Alarm bells have been sounded after it emerged the number of investment scams impersonating a regulated financial services firm increased by more than 600 per cent over the past decade.
Analysis from Quilter showed the number of clone firm warnings issued by the Financial Conduct Authority hit a high of 453 last year, up from just 62 in 2010.
The advice giant warned impersonation scams now accounted for 37 per cent of all warnings issued by the regulator over the past ten years.
As one of the biggest advisers in the UK, Quilter has itself fallen victim to scammers attempting to clone its brand in a bid to entice victims with fake investment products online.
This, the advice giant said, had predominately occurred through paid adverts accessed through internet search engines.
Matt Burton, chief risk officer at Quilter, said: "The internet is awash with fake investment scams promoted on search engines and social media platforms that purport to offer high returns with limited risk, many featuring the brands of well-known financial services firms.
"We are determined to do as much as we can to reduce the risk to consumers by making it easier to verify an investment proposition that uses our branding online."
'Cloned' firm warnings issued by the FCA over the last decade
Quilter has this week launched its own scam reporting tool which it has urged consumers to use if they are unsure of an investment opportunity found online which claims to use any of the company's brands.
Mr Burton said: "They can report it directly to our financial crime team who will be able to verify the investment proposition, or offer guidance on actions to take to recovery any money lost and avoid a follow-up scam.
"We have seen impersonation scams skyrocket in the past few years, and so we continue to urge the government to establish a legally binding framework that prevents fake websites and ads promoting investment products from appearing online."

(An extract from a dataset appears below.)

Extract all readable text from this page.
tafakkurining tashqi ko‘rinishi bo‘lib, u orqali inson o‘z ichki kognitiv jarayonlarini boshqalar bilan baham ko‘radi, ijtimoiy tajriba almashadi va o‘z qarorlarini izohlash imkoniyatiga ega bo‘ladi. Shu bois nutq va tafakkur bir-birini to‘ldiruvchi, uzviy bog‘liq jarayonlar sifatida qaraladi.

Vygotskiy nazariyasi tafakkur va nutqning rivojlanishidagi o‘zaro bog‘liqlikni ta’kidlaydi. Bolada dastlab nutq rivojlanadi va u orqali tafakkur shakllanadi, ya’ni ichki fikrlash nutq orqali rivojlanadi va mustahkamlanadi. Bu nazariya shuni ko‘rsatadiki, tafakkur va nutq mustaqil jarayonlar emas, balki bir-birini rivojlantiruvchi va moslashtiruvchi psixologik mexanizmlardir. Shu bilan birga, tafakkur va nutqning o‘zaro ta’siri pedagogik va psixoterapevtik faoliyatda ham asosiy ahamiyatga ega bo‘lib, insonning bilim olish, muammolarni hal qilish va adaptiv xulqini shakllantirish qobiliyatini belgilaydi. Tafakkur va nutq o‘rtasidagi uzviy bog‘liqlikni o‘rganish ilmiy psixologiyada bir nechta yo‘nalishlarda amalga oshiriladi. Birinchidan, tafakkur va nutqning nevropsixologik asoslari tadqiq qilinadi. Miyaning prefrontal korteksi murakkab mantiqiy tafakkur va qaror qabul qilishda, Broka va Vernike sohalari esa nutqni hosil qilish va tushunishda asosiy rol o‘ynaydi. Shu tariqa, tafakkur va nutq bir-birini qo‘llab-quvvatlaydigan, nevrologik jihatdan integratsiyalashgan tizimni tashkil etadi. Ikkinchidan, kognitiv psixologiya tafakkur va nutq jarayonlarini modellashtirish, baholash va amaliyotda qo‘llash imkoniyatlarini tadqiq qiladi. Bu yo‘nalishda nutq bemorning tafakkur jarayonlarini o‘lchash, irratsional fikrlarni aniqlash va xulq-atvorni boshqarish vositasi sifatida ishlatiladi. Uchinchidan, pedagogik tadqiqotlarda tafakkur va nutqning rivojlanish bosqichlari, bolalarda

Quilter was among those in the industry calling on the government last month to hold search engines and social media sites accountable for scams and other financial threats which appear on their sites.
Campaigners warned omitting responsibility for financial harms under the long-awaited Online Safety Bill would be a "mistake" which failed to bring internet regulation "into the 21st century".
Tom Selby, financial analyst at AJ Bell, warned it was "no surprise" fraudsters were increasingly looking to impersonate regulated firms in ongoing attempts to swindle people out of life savings.
Mr Selby said: "The appeal of this model to scammers is obvious – regulated firms and particularly well-known brands are trusted by their customers, which will likely mean potential victims are less wary when dealing with someone pretending to be that firm.
"Sadly this sort of activity is only likely to increase as a result of coronavirus as millions of people face huge financial uncertainty and become increasingly vulnerable.